Rich in liquidity- Pension accounts are locked for the period till you attain the age of 60 years and therefore, it lacks liquidity. This issue is yet to be sorted out. No pension account has been equipped with any exit window, but the investors opening pension account have been given an option to open a separate savings account called 'tier two' account. Money deposited in tier two accounts will be managed by the same fund managers, who also manage your pension account, but you will be permitted to withdraw money from this account as and when you desire. Thus the lacuna of liquidity has been resolved. Till date more than one thousand accounts have been opened.
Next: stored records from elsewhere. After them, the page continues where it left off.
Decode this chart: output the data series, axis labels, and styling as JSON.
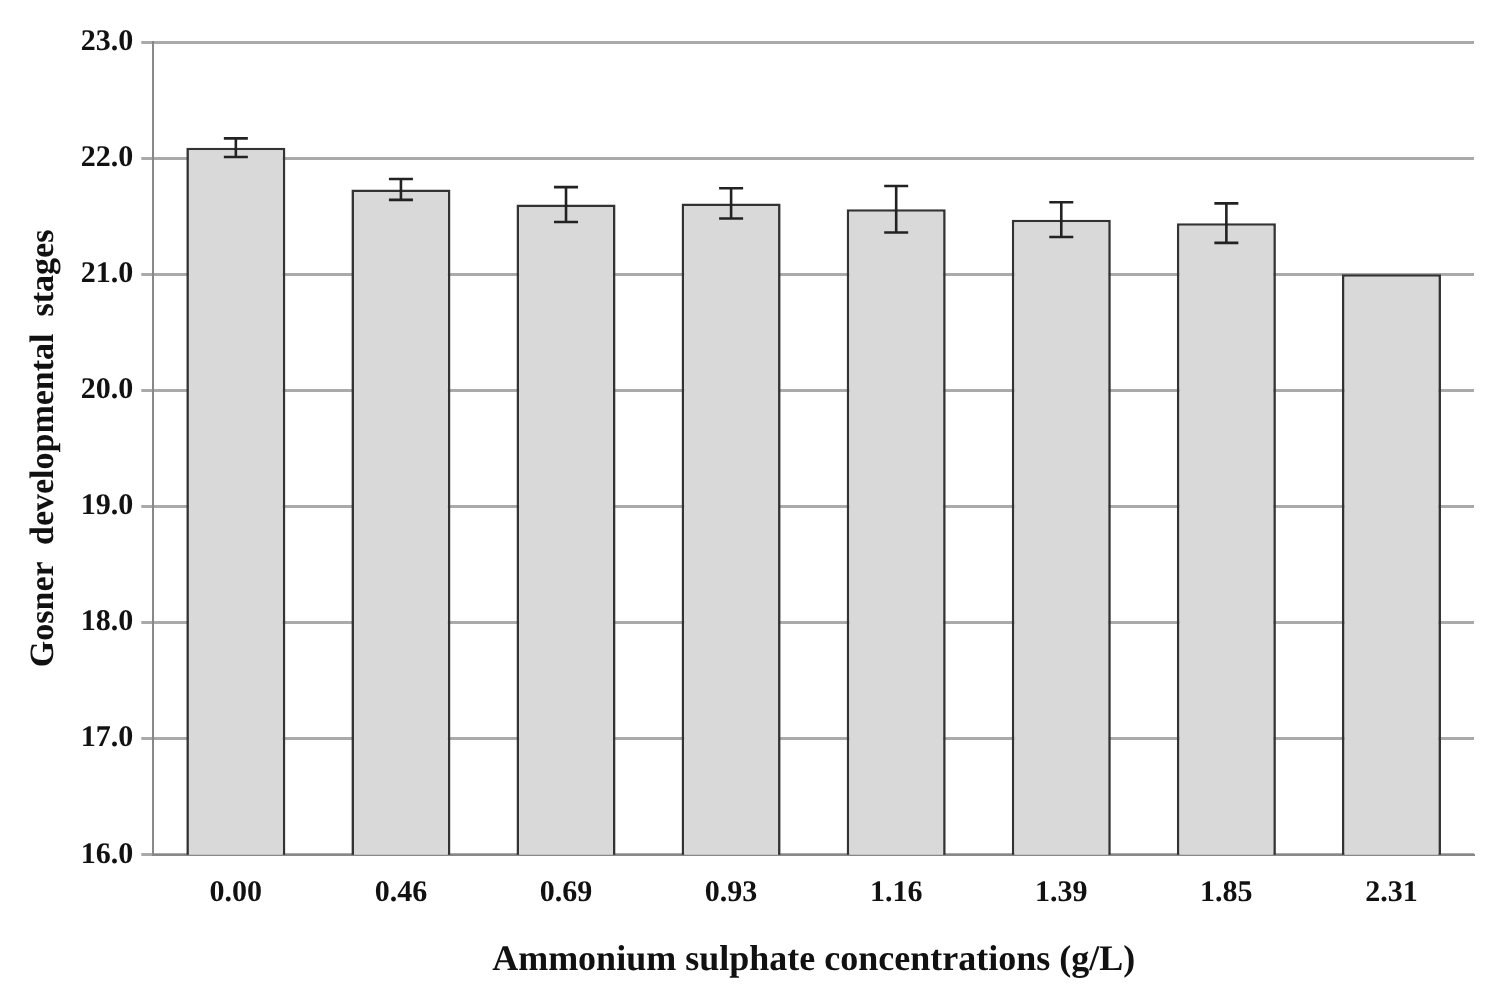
{
  "chart_data": {
    "type": "bar",
    "xlabel": "Ammonium sulphate concentrations (g/L)",
    "ylabel": "Gosner  developmental  stages",
    "categories": [
      "0.00",
      "0.46",
      "0.69",
      "0.93",
      "1.16",
      "1.39",
      "1.85",
      "2.31"
    ],
    "values": [
      22.09,
      21.73,
      21.6,
      21.61,
      21.56,
      21.47,
      21.44,
      21.0
    ],
    "errors": [
      0.08,
      0.09,
      0.15,
      0.13,
      0.2,
      0.15,
      0.17,
      null
    ],
    "color": "#d9d9d9",
    "ylim": [
      16,
      23
    ],
    "yticks": [
      {
        "value": 16,
        "label": "16.0"
      },
      {
        "value": 17,
        "label": "17.0"
      },
      {
        "value": 18,
        "label": "18.0"
      },
      {
        "value": 19,
        "label": "19.0"
      },
      {
        "value": 20,
        "label": "20.0"
      },
      {
        "value": 21,
        "label": "21.0"
      },
      {
        "value": 22,
        "label": "22.0"
      },
      {
        "value": 23,
        "label": "23.0"
      }
    ],
    "grid": "y",
    "legend": false
  }
}
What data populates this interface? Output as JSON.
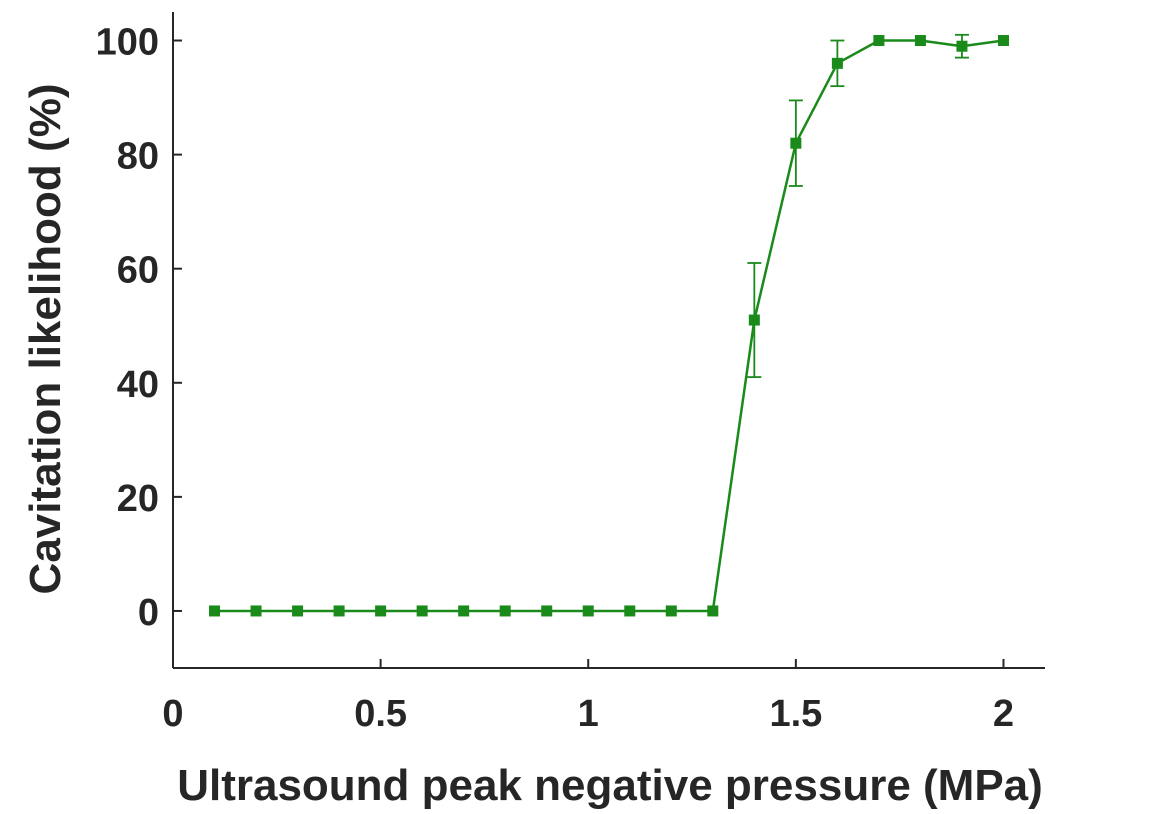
{
  "chart_data": {
    "type": "line",
    "title": "",
    "xlabel": "Ultrasound peak negative pressure (MPa)",
    "ylabel": "Cavitation likelihood (%)",
    "xlim": [
      0,
      2.1
    ],
    "ylim": [
      -10,
      105
    ],
    "xticks": [
      0,
      0.5,
      1,
      1.5,
      2
    ],
    "xtick_labels": [
      "0",
      "0.5",
      "1",
      "1.5",
      "2"
    ],
    "yticks": [
      0,
      20,
      40,
      60,
      80,
      100
    ],
    "ytick_labels": [
      "0",
      "20",
      "40",
      "60",
      "80",
      "100"
    ],
    "grid": false,
    "legend": "none",
    "series": [
      {
        "color": "#1a8a1a",
        "x": [
          0.1,
          0.2,
          0.3,
          0.4,
          0.5,
          0.6,
          0.7,
          0.8,
          0.9,
          1.0,
          1.1,
          1.2,
          1.3,
          1.4,
          1.5,
          1.6,
          1.7,
          1.8,
          1.9,
          2.0
        ],
        "y": [
          0,
          0,
          0,
          0,
          0,
          0,
          0,
          0,
          0,
          0,
          0,
          0,
          0,
          51,
          82,
          96,
          100,
          100,
          99,
          100
        ],
        "error": [
          0,
          0,
          0,
          0,
          0,
          0,
          0,
          0,
          0,
          0,
          0,
          0,
          0,
          10,
          7.5,
          4,
          0,
          0,
          2,
          0
        ]
      }
    ]
  }
}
How it works? NPS works like a mutual fund scheme. You deposit your money into pension fund account and the designated pension fund manager will be entrusted with the task of managing it. You will be allotted units against your investment amount and see it growing with the daily declared Net Asset Value (NAV). You can check your corpus deposited into your account and its value at that particular date. But who are the people managing the fund? PFRDA has empanelled six Fund managers –
SBI Pension Funds Pvt. Limited, UTI Retirement Solutions Limited, IDFC Pension Fund Management Co. Limited, ICICI Prudential Pension Funds Management Co. Limited, Kotak Mahindra Pension Fund Limited and Reliance Capital Pension Fund Limited. Choose any one of them. The Negatives- It's noteworthy that the state owned Life Insurance Corporation (LIC) mopped up around Rs 7,500 crore from its single pension product Market Plus, whereas PFRDA has been able to garner around 35 crore only in one year from the public. Why? One, it has not been marketed properly. Two, fund manager are not interested in selling this scheme as their earnings are very low. Three, the product was designed as if it has to be bought and not sold. But the big question still remains - where to buy and how we will know about the product? Well we too have no answer. You have to log on to pfrda.org.in where you can find out the list of the sellers known as point of presence. These PoPs are limited in number and if you are in a small town without access to the internet it will be almost impossible to buy a NPS. The NPS Lite for POOR- This is nothing short of social revolution. Now even a farmer, a rickshaw puller and an anganwaadi woker can withdraw pension when he/she attains the age of 60. Pension Fund Regulatory Development Authority (PFRDA) has come up with a novel scheme, the New Pension Scheme-Lite (NPS lite). This scheme allows a person to save just Rs 1,000 a year can get pension from the same regulator who regulates the pensions of IAS, IPS officers and other government employees. In the current financial year, government is providing a subsidy of Rs 1,000 to all those who open a pension account with PFRDA (subject to an annual investment limit of Rs 12,000). The thought of retirement has been so depressing primarily due to the economic uncertainty. Governments the world over have been attempting to create a viable social security system for the retired people. This has resulted into social security umbrella in the form of pension system. So all we can now hope for is a better sense of security for that time in our lives which are meant to be enjoyed after the years of tolling are over.